FIG. 6 is a spectral characteristic curve of the metameric pair ink described in Example 5 used in the printing layer of the anti-counterfeit printed matter of the present invention.

[Explanation of symbols]

 A laminate 1, 11, 21 anti-counterfeit printed matter 2, 12, 22 core sheet 3 first printing layer 4 first hiding layer 5 second hiding layer 6 second printing layer 7 combination pattern 8 pattern 9 opening 10 Watermark Pattern 13 First Concealment Layer 14 Second Concealment Layer 15 First Printing Layer 16 Second Printing Layer 17 Combination Pattern 18 Pattern 19 Opening 23 Concealment Layer 24 First Printing Layer 25 Second Printing Layer 27 patterns 28 openings

Claims (8)

[Claims] 1. A forgery-preventing printed matter comprising a light-transmittable laminate, comprising at least two concealing layers having a pattern formed by openings which do not overlap each other between the layers of the laminate. An anti-counterfeit printed matter, which has a watermark pattern that is a laminate of the above and has a gradation that is a combination of the above patterns. 2. A light-transmissive substrate, a first printing layer, two or more concealing layers having a pattern formed by openings that do not at least partially overlap each other, and a second printing layer. An anti-counterfeit printed matter, which has a watermark pattern formed by stacking and a gradation pattern by a combination of the above patterns. 3. A concealing layer and a printing layer are laminated on both sides of a light-transmissive base material, and the concealing layer has a pattern composed of openings that do not at least partially overlap each other. An anti-counterfeit printed matter, which has a watermark pattern exhibiting gradation by a combination of the patterns. 4. The anti-counterfeit printed matter according to claim 1, wherein the light-shielding layers have different light transmittances. 5. A semi-transparent substrate is provided with a concealing layer having a pattern composed of openings and a first printed layer on one surface and a second printed layer on the other surface.
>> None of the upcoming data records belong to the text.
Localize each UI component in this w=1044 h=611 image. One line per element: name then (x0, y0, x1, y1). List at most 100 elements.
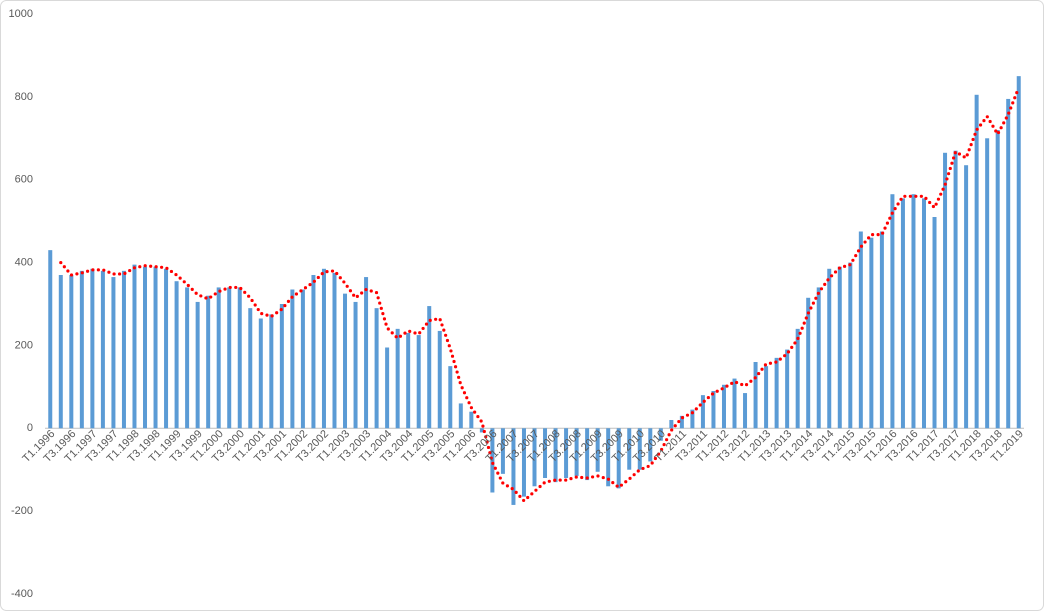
bar (869, 237, 874, 429)
bar (132, 264, 137, 429)
y-tick-label: 1000 (9, 8, 33, 20)
bar (900, 198, 905, 429)
bar (416, 335, 421, 429)
bar (953, 150, 958, 429)
bar (743, 393, 748, 429)
bar (564, 428, 569, 478)
bar (206, 295, 211, 429)
y-tick-label: 0 (27, 422, 33, 434)
bar (700, 395, 705, 429)
bar (332, 272, 337, 429)
bar (1006, 98, 1011, 429)
bar (648, 428, 653, 462)
bar (290, 289, 295, 429)
bar (311, 275, 316, 429)
bar (985, 138, 990, 429)
bar (121, 270, 126, 429)
bar (448, 366, 453, 429)
bar (816, 287, 821, 429)
bar (690, 409, 695, 429)
bar (500, 428, 505, 474)
bar (258, 318, 263, 429)
bar (237, 287, 242, 429)
bar (764, 366, 769, 429)
bar (479, 428, 484, 433)
bar (69, 275, 74, 429)
bar (164, 268, 169, 429)
bar (616, 428, 621, 489)
bar (458, 403, 463, 429)
bar (143, 266, 148, 429)
bar (921, 198, 926, 429)
moving-average-line (59, 85, 1021, 504)
bar (185, 287, 190, 429)
bar (911, 194, 916, 429)
bar (543, 428, 548, 478)
bar (90, 268, 95, 429)
bar (427, 306, 432, 429)
y-tick-label: -400 (11, 588, 33, 600)
bar (964, 165, 969, 429)
bar (227, 287, 232, 429)
bar (995, 130, 1000, 429)
y-tick-label: 200 (15, 339, 33, 351)
bar (321, 268, 326, 429)
bar (732, 378, 737, 429)
bar (300, 289, 305, 429)
bar (774, 357, 779, 429)
bar (669, 420, 674, 429)
bar (195, 301, 200, 429)
bar (532, 428, 537, 487)
bar (595, 428, 600, 472)
y-tick-label: 400 (15, 256, 33, 268)
bar (437, 330, 442, 429)
bar (100, 270, 105, 429)
bar (248, 308, 253, 429)
bar (837, 266, 842, 429)
bar (721, 384, 726, 429)
bar (385, 347, 390, 429)
y-tick-label: 800 (15, 91, 33, 103)
bar (353, 301, 358, 429)
bar (606, 428, 611, 487)
bar (469, 411, 474, 429)
bar (753, 362, 758, 429)
bar (637, 428, 642, 470)
bar (879, 231, 884, 429)
bar (679, 415, 684, 429)
bar (711, 391, 716, 429)
bar (932, 217, 937, 429)
bar (858, 231, 863, 429)
bar (79, 270, 84, 429)
bar (279, 304, 284, 429)
bar (490, 428, 495, 493)
bar (374, 308, 379, 429)
bar (827, 268, 832, 429)
bar (585, 428, 590, 481)
bar (848, 262, 853, 429)
bar (1016, 76, 1021, 429)
bar (553, 428, 558, 483)
bar (627, 428, 632, 470)
bar (785, 349, 790, 429)
bar (111, 277, 116, 429)
bar (364, 277, 369, 429)
bar (795, 328, 800, 429)
bar (521, 428, 526, 497)
y-tick-label: -200 (11, 505, 33, 517)
bar (806, 297, 811, 429)
bar (153, 266, 158, 429)
bar (574, 428, 579, 476)
bar (48, 250, 53, 429)
bar (658, 428, 663, 441)
bar (269, 314, 274, 429)
bar (406, 333, 411, 429)
bar (174, 281, 179, 429)
bar (343, 293, 348, 429)
bar (511, 428, 516, 505)
bar (216, 287, 221, 429)
bar (974, 94, 979, 429)
bar (943, 152, 948, 429)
Anti-counterfeit printed matter. 6. The information according to claim 1, wherein information consisting of micro characters is formed on a part of the print layer.
The anti-counterfeit printed matter according to any one of 3 and 5. 7. The color layer according to claim 1, wherein the printed layer contains a colored colorant having a large spectral reflectance change in a wavelength range having low visibility. Anti-counterfeit printed matter. 8. The anti-counterfeit printed matter according to claim 1, wherein the printed layer contains an inorganic phosphor whose color tone is changed by irradiation with ultraviolet rays.